The aim of this study was to assessed the prevalence of hospital-acquired bloodstream infections (HA – BSIs) and also to promoted HA – BSIs surveillance at hospital level in University hospital Trnava.
This hospital-based prevalence study was conducted at the Trnava University hospital (618-bed; approx. 25 000 patients per year). We reviewed data from all consecutive positive blood cultures from microbiology laboratory database between 1 January 2013 and 31 December 2014. Hospital onset BSIs were defined as the first positive blood culture occurring more than 48 hours post-admission and were classified on ECDC criteria. Data were analysed using R-project, Fisher’s exact test or the chi-square test and differences between groups were considered to be significant when P-value < 0,05.

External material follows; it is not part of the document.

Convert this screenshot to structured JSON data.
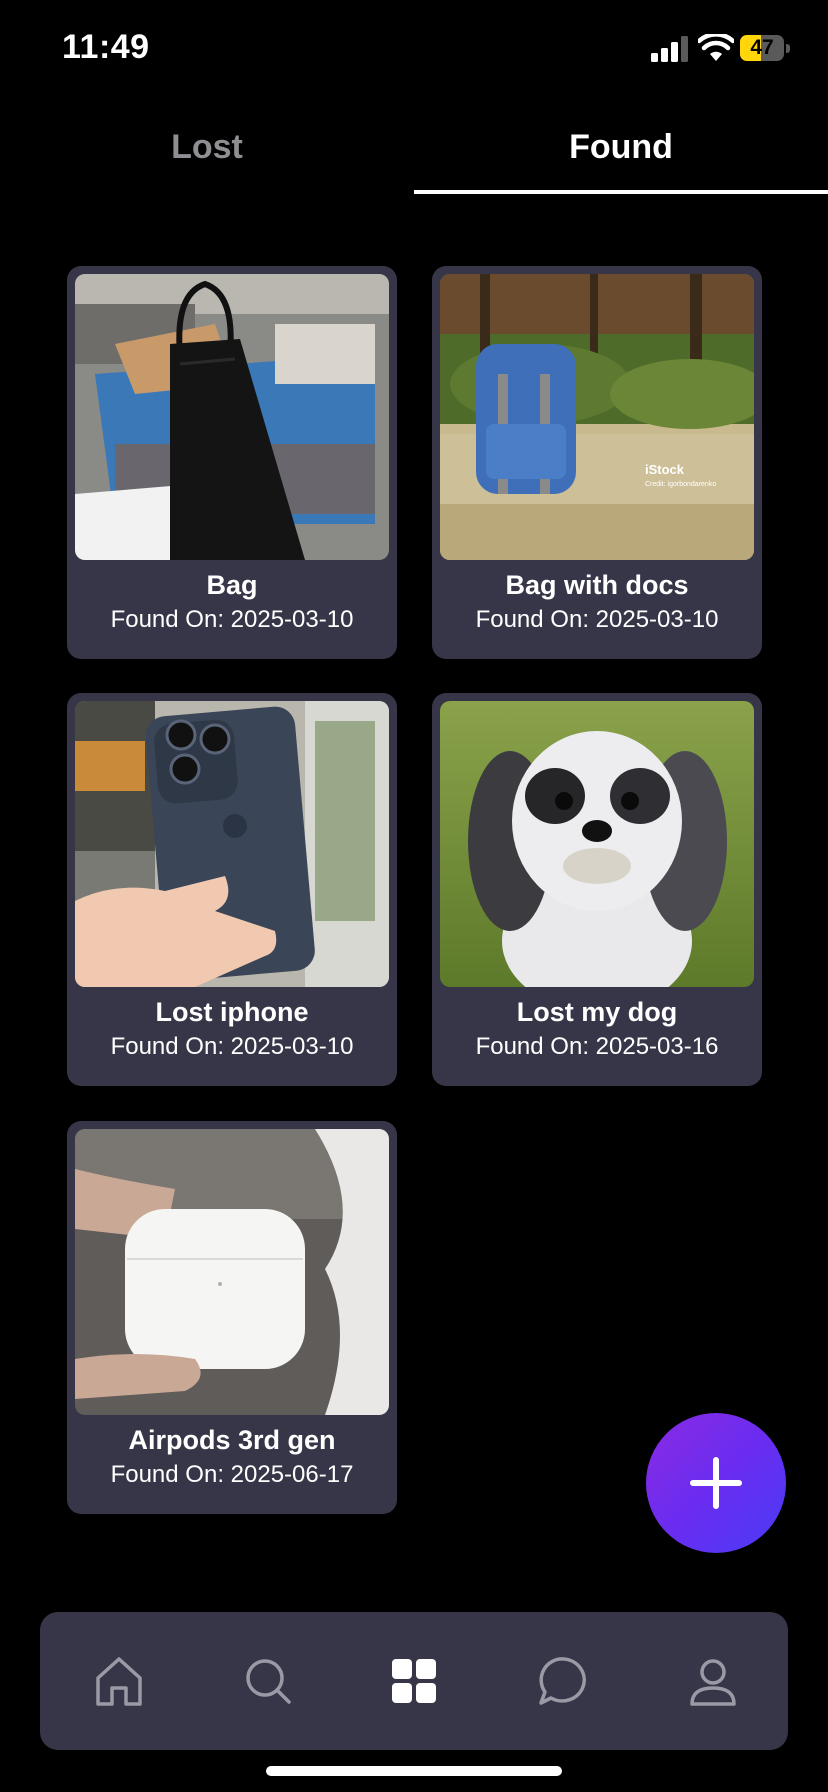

For the purposes of this study we analysed only laboratory-confirmed, hospital-acquired BSIs (n=256; 61,0% of all reported BSIs). The mean age of patients was 63,5 ±14 years and 59,4% (152) were men. The incidence of HA - BSI was 6,5/1000 admission (3,8 per 1000 admission in non-ICU patients vs. 34,0 per 1000 admission in ICU patients). A total 46,9% (120) occurred in intensive care units and 56, 7% (34) were catheter-related infections with an estimated rate 4 CRBSIs/1000 central - line days. In - hospital case fatality rate was 36,7% (43,3% in ICU vs. 23,5% in non - ICU; P=0.001). The most common pathogens were Enterobacteriaceae (42%), followed by coagulase-negative staphylococci and Staphylococcus aureus (15,2% for both) and Pseudomonas aeruginosa (11,6%).
In this study, BSIs related to catheter, which are a leading preventable infectious complication of health care, occurred with high prevalence in our hospital. In near future, we required to establish better surveillance of HA-BSIs at the national level and implementation bundle care strategy for prevention of catheter-related BSIs at the local level.